Le monde a changé. La Suisse en subit aussi les conséquences. La preuve: le silence total de la communauté internationale autour de ce qui demeure l'ultime tentative de formuler une paix durable à deux États: l’Initiative de Genève de décembre 2003. La Confédération elle-même a admis que ce texte n’était plus valide, et a pris ses distances en août 2023 en cessant de financer les efforts pour la maintenir en vie, jugeant que «le moment est venu d’adopter une autre approche plus innovante et plus efficace».
Laquelle? Peut-on estimer encore possible une médiation helvétique alors que le Département fédéral des affaires étrangères (DFAE) a annoncé en 2022 le déplacement de ses activités de coopération pour les Palestiniens de Jérusalem-Est à Ramallah?

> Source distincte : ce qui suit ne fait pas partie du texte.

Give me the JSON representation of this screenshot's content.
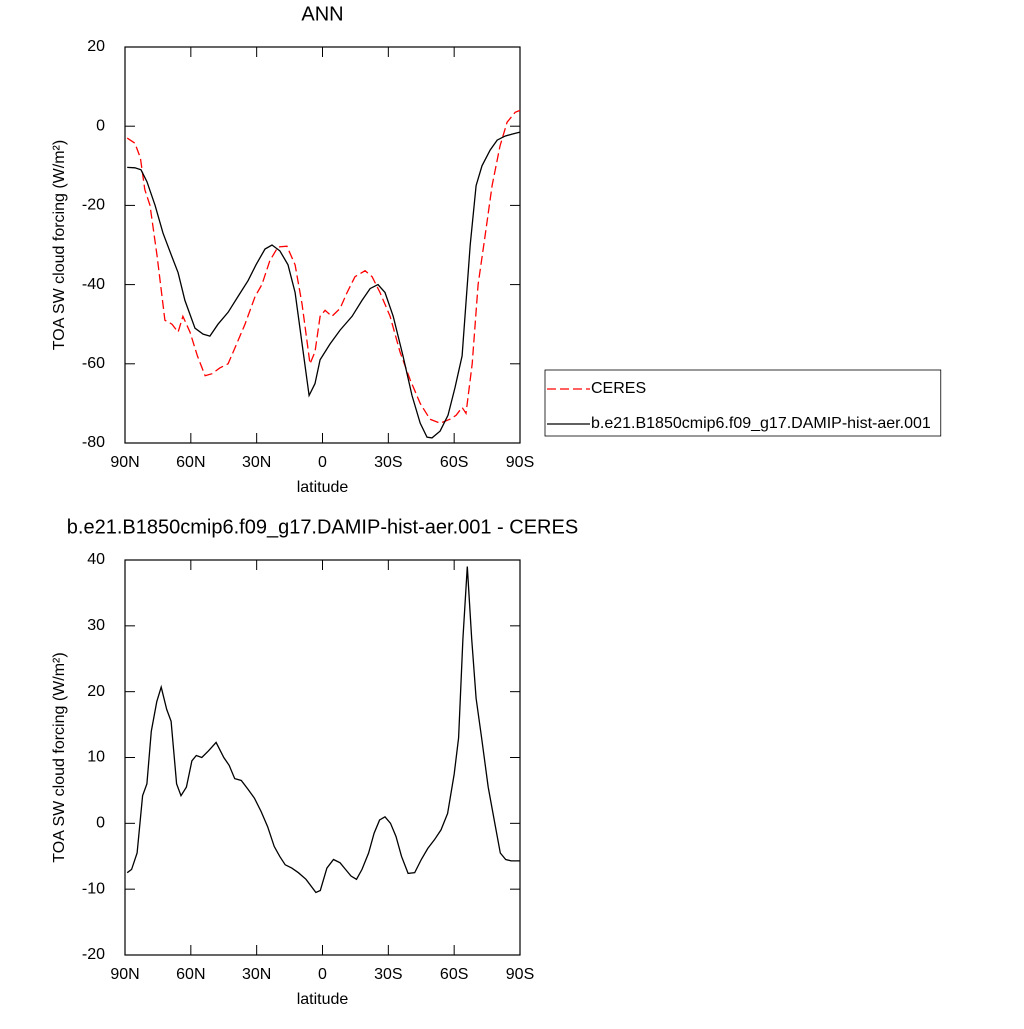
{
  "chart_data": [
    {
      "type": "line",
      "title": "ANN",
      "xlabel": "latitude",
      "ylabel": "TOA SW cloud forcing (W/m²)",
      "xlim": [
        90,
        -90
      ],
      "xticks": [
        {
          "value": 90,
          "label": "90N"
        },
        {
          "value": 60,
          "label": "60N"
        },
        {
          "value": 30,
          "label": "30N"
        },
        0,
        {
          "value": -30,
          "label": "30S"
        },
        {
          "value": -60,
          "label": "60S"
        },
        {
          "value": -90,
          "label": "90S"
        }
      ],
      "ylim": [
        -80,
        20
      ],
      "yticks": [
        -80,
        -60,
        -40,
        -20,
        0,
        20
      ],
      "legend": "right",
      "series": [
        {
          "name": "CERES",
          "color": "#ff0000",
          "dash": true,
          "x": [
            89,
            85.5,
            83,
            81,
            78.6,
            75.4,
            71.8,
            68.6,
            65.8,
            63.6,
            60.4,
            57,
            53.5,
            50.3,
            46.7,
            43,
            39.9,
            35.3,
            30.7,
            27.6,
            24,
            20.3,
            16.2,
            12.5,
            9.3,
            5.7,
            3.4,
            1.1,
            -1.2,
            -4.3,
            -8,
            -11.2,
            -14.8,
            -19.4,
            -22.6,
            -26.2,
            -30.8,
            -35.3,
            -39.9,
            -44.5,
            -49,
            -53.6,
            -58.1,
            -60.9,
            -63.6,
            -65.4,
            -68.2,
            -70.9,
            -74,
            -77.3,
            -80.9,
            -84.1,
            -87.8,
            -90
          ],
          "values": [
            -3,
            -4.3,
            -8,
            -16,
            -20,
            -32.6,
            -49,
            -50,
            -52,
            -48,
            -52,
            -58,
            -63,
            -62.5,
            -61,
            -60,
            -56,
            -50,
            -43,
            -40,
            -34,
            -30.5,
            -30.3,
            -35,
            -45,
            -60,
            -57,
            -48,
            -46.5,
            -48,
            -46,
            -42,
            -38,
            -36.5,
            -38,
            -42,
            -48,
            -57,
            -64,
            -70,
            -74,
            -75,
            -74,
            -73,
            -71,
            -72.5,
            -60,
            -40,
            -28,
            -15,
            -5,
            1,
            3.5,
            4
          ]
        },
        {
          "name": "b.e21.B1850cmip6.f09_g17.DAMIP-hist-aer.001",
          "color": "#000000",
          "dash": false,
          "x": [
            89,
            85.5,
            82.7,
            80,
            76.3,
            72.7,
            68.6,
            65.8,
            62.7,
            58.1,
            54.4,
            51.3,
            47.6,
            43,
            38.5,
            33.9,
            30.3,
            26.2,
            23,
            19.4,
            15.7,
            12.5,
            9.3,
            6.1,
            3.4,
            1.1,
            -3.4,
            -8,
            -13.5,
            -18,
            -21.7,
            -25.3,
            -28.5,
            -32.2,
            -36.7,
            -40.8,
            -44.5,
            -47.6,
            -49.9,
            -53.6,
            -57.2,
            -60.4,
            -63.6,
            -67.3,
            -70,
            -72.7,
            -76.4,
            -79.6,
            -83.2,
            -86.4,
            -90
          ],
          "values": [
            -10.4,
            -10.5,
            -11,
            -14,
            -20,
            -27,
            -33,
            -37,
            -44,
            -51,
            -52.5,
            -53,
            -50,
            -47,
            -43,
            -39,
            -35,
            -31,
            -30,
            -31.5,
            -35,
            -42,
            -55,
            -68,
            -65,
            -59,
            -55,
            -51.5,
            -48,
            -44,
            -41,
            -40,
            -42,
            -48,
            -58,
            -68,
            -75,
            -78.5,
            -78.7,
            -77,
            -73,
            -66,
            -58,
            -30,
            -15,
            -10,
            -6,
            -3.5,
            -2.5,
            -2,
            -1.5
          ]
        }
      ]
    },
    {
      "type": "line",
      "title": "b.e21.B1850cmip6.f09_g17.DAMIP-hist-aer.001 - CERES",
      "xlabel": "latitude",
      "ylabel": "TOA SW cloud forcing (W/m²)",
      "xlim": [
        90,
        -90
      ],
      "xticks": [
        {
          "value": 90,
          "label": "90N"
        },
        {
          "value": 60,
          "label": "60N"
        },
        {
          "value": 30,
          "label": "30N"
        },
        0,
        {
          "value": -30,
          "label": "30S"
        },
        {
          "value": -60,
          "label": "60S"
        },
        {
          "value": -90,
          "label": "90S"
        }
      ],
      "ylim": [
        -20,
        40
      ],
      "yticks": [
        -20,
        -10,
        0,
        10,
        20,
        30,
        40
      ],
      "series": [
        {
          "color": "#000000",
          "dash": false,
          "x": [
            89,
            87,
            84.5,
            82,
            80,
            78,
            75.5,
            73.5,
            71,
            69,
            66.5,
            64.5,
            62,
            59.5,
            57.5,
            55,
            52,
            48.5,
            45,
            42.5,
            40,
            37,
            34,
            31,
            28,
            25,
            22,
            19.5,
            17,
            14,
            11,
            7.5,
            3,
            1,
            -2,
            -5,
            -8,
            -10.5,
            -13,
            -15.5,
            -18,
            -21,
            -23.5,
            -26,
            -28.5,
            -31,
            -33.5,
            -36,
            -39,
            -42,
            -45,
            -48,
            -51,
            -54,
            -57,
            -60,
            -62,
            -64,
            -66,
            -68,
            -70,
            -72.5,
            -75.5,
            -78.5,
            -81,
            -83.5,
            -86,
            -90
          ],
          "values": [
            -7.5,
            -7,
            -4.5,
            4.2,
            6,
            14,
            18.5,
            20.7,
            17.3,
            15.5,
            6,
            4.2,
            5.5,
            9.5,
            10.3,
            10,
            11,
            12.3,
            10,
            8.8,
            6.8,
            6.5,
            5.2,
            3.8,
            1.8,
            -0.5,
            -3.5,
            -5,
            -6.3,
            -6.8,
            -7.5,
            -8.5,
            -10.5,
            -10.2,
            -6.8,
            -5.5,
            -6,
            -7,
            -8,
            -8.5,
            -7,
            -4.5,
            -1.5,
            0.5,
            1,
            0,
            -2,
            -5,
            -7.6,
            -7.5,
            -5.5,
            -3.8,
            -2.5,
            -1,
            1.5,
            7.5,
            13,
            28,
            39,
            28,
            19,
            13,
            5.5,
            0,
            -4.5,
            -5.5,
            -5.7,
            -5.7
          ]
        }
      ]
    }
  ]
}
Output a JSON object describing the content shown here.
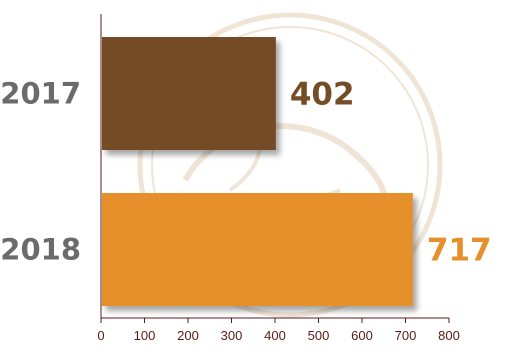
{
  "chart_data": {
    "type": "bar",
    "orientation": "horizontal",
    "categories": [
      "2017",
      "2018"
    ],
    "values": [
      402,
      717
    ],
    "bar_colors": [
      "#744c25",
      "#e5902a"
    ],
    "value_label_colors": [
      "#744c25",
      "#e5902a"
    ],
    "xticks": [
      "0",
      "100",
      "200",
      "300",
      "400",
      "500",
      "600",
      "700",
      "800"
    ],
    "xlim": [
      0,
      800
    ],
    "title": "",
    "xlabel": "",
    "ylabel": "",
    "grid": false,
    "legend": "none",
    "watermark": "logo"
  },
  "colors": {
    "axis": "#5a1a1a",
    "category_label": "#6b6b6b",
    "watermark": "#efe2d2"
  }
}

Le manque de soutien des pays arabes et l’obstination des gouvernements israéliens successifs à considérer ce texte issu de la société civile, ont fini par le tuer.
Et maintenant?
Les divisions entre les 27 lors du sommet européen de mardi sont assurées d’émerger de nouveau les 25 et 26 octobre, lorsque leurs dirigeants se retrouveront à Bruxelles. «Premier partenaire d’Israël sur le plan commercial, mais aussi premier donateur au monde pour l’aide humanitaire aux Palestiniens, l’UE pourrait peser sur les deux parties. Encore faudrait-il le vouloir et, surtout, savoir quoi faire?» tranche un diplomate en poste dans la capitale belge.
Les répercussions terroristes du conflit sur le sol européen, en Belgique et en France, font le reste. L’impuissance des Européens se double désormais d’une obsession: être aspirés par un conflit dont les protagonistes connaissent par cœur la vulnérabilité des pays du Vieux Continent, à huit mois des élections européennes du 6 au 9 juin 2024.